Wat uit Keulen was vertrokken: vroom, met gevouwen handen, zingend en biddend, was na twee maanden uitgegroeid tot een grote troep rovers en stropers, tot zelfbewuste, voor niets terugdeinzende krijgers.

Twijfel en toenemende opstandigheid deden de rest. Misschien gingen ze wel niet naar Jeruzalem, misschien had God intussen besloten de Heilige Stad niet aan onschuldige kinderen te geven... Maar eten zouden ze! Anselmus deed niets om het gebrek aan discipline en het moreel verval tegen te gaan. Johannis bleef degene die hij al die tijd was geweest: een aardige vent die van kinderen hield en bij wie ze altijd hun beklag konden doen. Hij scheen de manier waarop ze optraden tegen de boeren, zelfs wel grappig te vinden. Nicolaas trok zich nergens iets van aan. Hij wilde alleen maar naar Jeruzalem om zijn heilige opdracht uit te voeren. Hoe, dat liet hem onverschillig. Dolf, Leonardo en Dom Thaddeus deden wat ze konden om de woeste kinderen in de hand te houden, maar zij werden uitgelachen. Niet God zorgde voor voedsel, dat hadden ze intussen wel ondervonden. Ze moesten het zelf doen - en ze deden het!

Maar het verzet bij de bevolking nam toe en begon gevaarlijk te worden. Eenmaal kwam het zelfs tot een regelrechte veldslag tussen woedende boeren en het kinderleger.
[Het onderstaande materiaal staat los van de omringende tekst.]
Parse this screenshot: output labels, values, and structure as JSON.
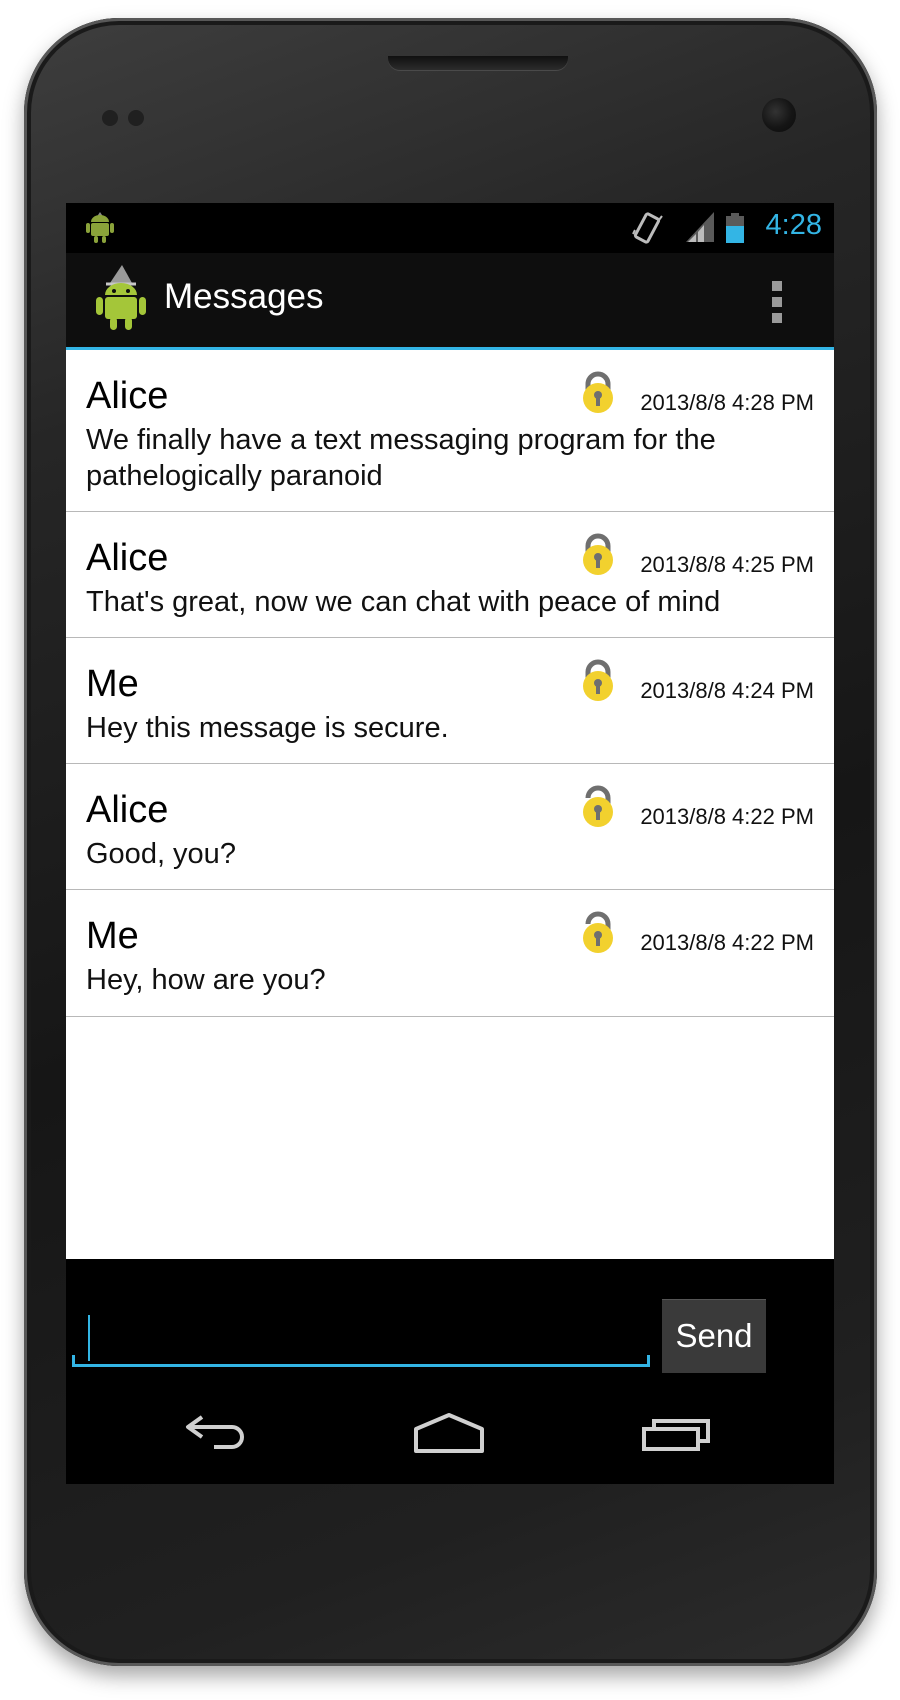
{
  "status_bar": {
    "time": "4:28",
    "icons": [
      "android-notification-icon",
      "vibrate-icon",
      "signal-icon",
      "battery-icon"
    ],
    "accent_color": "#33b5e5"
  },
  "action_bar": {
    "title": "Messages",
    "logo_icon": "android-wizard-logo-icon",
    "overflow_icon": "overflow-menu-icon"
  },
  "messages": [
    {
      "sender": "Alice",
      "timestamp": "2013/8/8 4:28 PM",
      "text": "We finally have a text messaging program for the pathelogically paranoid",
      "lock": "locked"
    },
    {
      "sender": "Alice",
      "timestamp": "2013/8/8 4:25 PM",
      "text": "That's great, now we can chat with peace of mind",
      "lock": "locked"
    },
    {
      "sender": "Me",
      "timestamp": "2013/8/8 4:24 PM",
      "text": "Hey this message is secure.",
      "lock": "locked"
    },
    {
      "sender": "Alice",
      "timestamp": "2013/8/8 4:22 PM",
      "text": "Good, you?",
      "lock": "unlocked"
    },
    {
      "sender": "Me",
      "timestamp": "2013/8/8 4:22 PM",
      "text": "Hey, how are you?",
      "lock": "unlocked"
    }
  ],
  "composer": {
    "value": "",
    "send_label": "Send"
  },
  "nav_bar": {
    "buttons": [
      "back-icon",
      "home-icon",
      "recent-apps-icon"
    ]
  },
  "colors": {
    "lock_yellow": "#f2d12e",
    "lock_shackle": "#6f6f6f"
  }
}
Na een dagenlange reis door het hete, uitgedroogde land bereikten ze een riviertje: de Oglio. Gillend en verdorst stortten de kinderen zich in het water, koelden hun oververhitte lijven, dronken zich een darmcatarre. Hoewel het nog vroeg in de middag was, weigerden ze verder te gaan. In de schaduw van een klein bos begonnen ze hun kampement in te richten. Dom Anselmus kon razen wat hij wilde: hier was schaduw, hier waren bomen, hier hadden ze koel, helder water. Hier wilden ze de rest van de hete dag en de hele nacht doorbrengen. Dolf, inwendig grinnikend, hielp bij het sprokkelen van hout en het verzamelen van droog gras voor de vuren. Hij dwaalde wat af en opeens richtte hij zich op en luisterde. Hij bevond zich dicht bij een alleenstaande boom. Daar klom hij in en tuurde naar de horizon, waar zich vaag in het trillende licht een kerktoren aftekende. En opeens zag hij ze aankomen, half verborgen door het lange gele gras: tientallen, misschien wel honderd boeren, gewapend met hooivorken, knotsen, messen, ijzeren stangen...
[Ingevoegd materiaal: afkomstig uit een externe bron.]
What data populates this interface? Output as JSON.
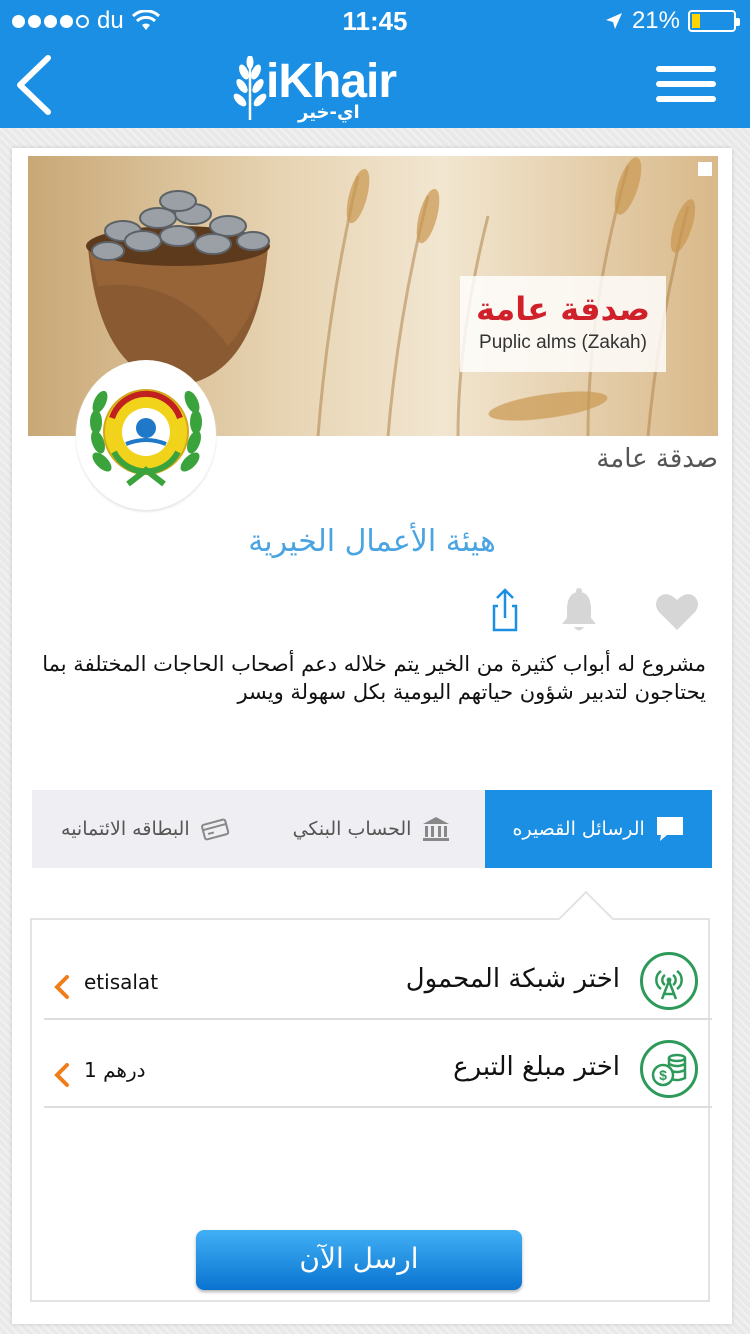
{
  "status_bar": {
    "carrier": "du",
    "time": "11:45",
    "battery": "21%",
    "battery_level": 0.21
  },
  "header": {
    "logo_text": "iKhair",
    "logo_sub": "اي-خير"
  },
  "banner": {
    "title_ar": "صدقة عامة",
    "title_en": "Puplic alms (Zakah)",
    "org_logo_ring_text": "HUMAN APPEAL INT."
  },
  "project": {
    "type": "صدقة عامة",
    "org_name": "هيئة الأعمال الخيرية",
    "description": "مشروع له أبواب كثيرة من الخير يتم خلاله دعم أصحاب الحاجات المختلفة بما يحتاجون لتدبير شؤون حياتهم اليومية بكل سهولة ويسر"
  },
  "tabs": [
    {
      "label": "الرسائل القصيره",
      "icon": "chat-icon",
      "active": true
    },
    {
      "label": "الحساب البنكي",
      "icon": "bank-icon",
      "active": false
    },
    {
      "label": "البطاقه الائتمانيه",
      "icon": "credit-card-icon",
      "active": false
    }
  ],
  "form": {
    "network_label": "اختر شبكة المحمول",
    "network_value": "etisalat",
    "amount_label": "اختر مبلغ التبرع",
    "amount_value": "1 درهم",
    "send_label": "ارسل الآن"
  },
  "colors": {
    "brand_blue": "#1a8fe3",
    "accent_orange": "#f07d1a",
    "icon_green": "#2e9a5a",
    "org_name_blue": "#4aa4e2"
  }
}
Hevig geschrokken liet Dolf zich uit de boom glijden en rende naar het kamp: ‘Te wapen! De kleintjes naar het midden! We worden aangevallen!' Hij liep tegen Frank aan.

‘Mijn mes, ik moet mijn mes terughebben! Roep alle ordebewakers en jagers bij elkaar... Snel! Een heel leger boeren is op weg om ons te overvallen.' Het alarm bracht het hele kamp op de been. De knokploegen renden het bos uit om de aanval op te vangen. Huilende kleintjes, verschrikte meisjes, strompelende zieken werden naar het midden van het kampement gedreven en aan het werk gezet om pijlen te snijden. De grote jongens, maar ook vele meisjes maakten zich klaar om hun leven duur te verkopen. Ze grepen wat ze maar vinden konden: bijlen, botte halfverroeste messen, knuppels en brandende takken.
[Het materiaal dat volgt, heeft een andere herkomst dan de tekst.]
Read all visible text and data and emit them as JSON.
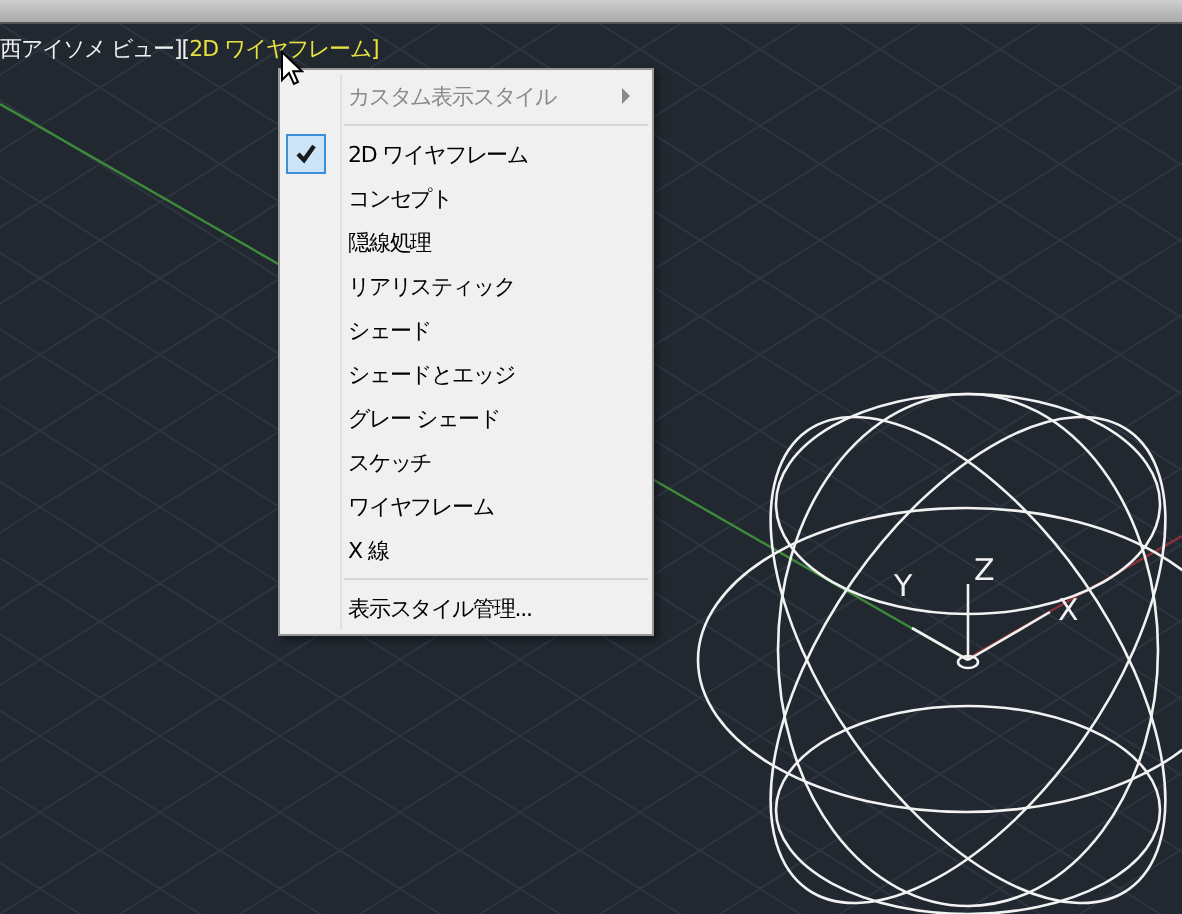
{
  "viewport_label": {
    "view": "西アイソメ ビュー][",
    "style": "2D ワイヤフレーム]"
  },
  "ucs_axes": [
    "X",
    "Y",
    "Z"
  ],
  "context_menu": {
    "header": {
      "label": "カスタム表示スタイル",
      "disabled": true
    },
    "items": [
      {
        "label": "2D ワイヤフレーム",
        "selected": true
      },
      {
        "label": "コンセプト",
        "selected": false
      },
      {
        "label": "隠線処理",
        "selected": false
      },
      {
        "label": "リアリスティック",
        "selected": false
      },
      {
        "label": "シェード",
        "selected": false
      },
      {
        "label": "シェードとエッジ",
        "selected": false
      },
      {
        "label": "グレー シェード",
        "selected": false
      },
      {
        "label": "スケッチ",
        "selected": false
      },
      {
        "label": "ワイヤフレーム",
        "selected": false
      },
      {
        "label": "X 線",
        "selected": false
      }
    ],
    "footer": "表示スタイル管理..."
  }
}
De boeren waren er al, want ze liepen op een draf, hun rieken en hooivorken voor zich uit houdend, pogend het kinderleger de rivier in te drijven - weg van hun grondgebied. Maar de kinderen stonden pal, vingen de aanval op, wierpen vlammende stukken hout in de richting van de aanvallers. Met handen en stokken pareerden zij de harde knuisten en wapens. Natuurlijk slaagden toch vele van de aanvallers erin de voorste linie van vuur en woedende kinderen te passeren. Maar de tweede verdedigingslinie had zich intussen geformeerd en ontving de boeren met een regen van kleine, gemene pijlen, met feilloos geworpen stenen, met knotsslagen, tanden en nagels. Ze sprongen naar voren, grepen naar de vervaarlijke hooivorken en dorsvlegels, wrongen ze de boeren uit de handen. En zo'n wapen in de handen van een twaalfjarige, watervlugge jongen die gehard was door weken van ongehoorde ontberingen, mocht je niet onderschatten! Op zoveel furie, vastbeslotenheid en onverzettelijkheid hadden de Lombardijers niet gerekend. Ze waren veruit in de minderheid, het werd een strijd van tien tegen één. De kleintjes werden ook wild, kwamen aanrennen met brandende stukken hout die ze de aanvallers in het gezicht duwden, zodat hun haren en wenkbrauwen verschroeiden en ze schreeuwend op de vlucht sloegen.

Dolf stond het met ontzetting aan te zien. Hij zag een gewond kind liggen, rende erheen en droeg het naar het kleine bos. Hij wist niet wat hij moest doen. Hij was bereid voor zijn leven te vechten als iemand hem rechtstreeks aanviel - maar een veldslag commanderen kon hij niet. Peter rende langs hem heen, wrong Dolf het mes uit de handen. Om wat te doen? Om mensen zoals hij zelf was de keel af te snijden?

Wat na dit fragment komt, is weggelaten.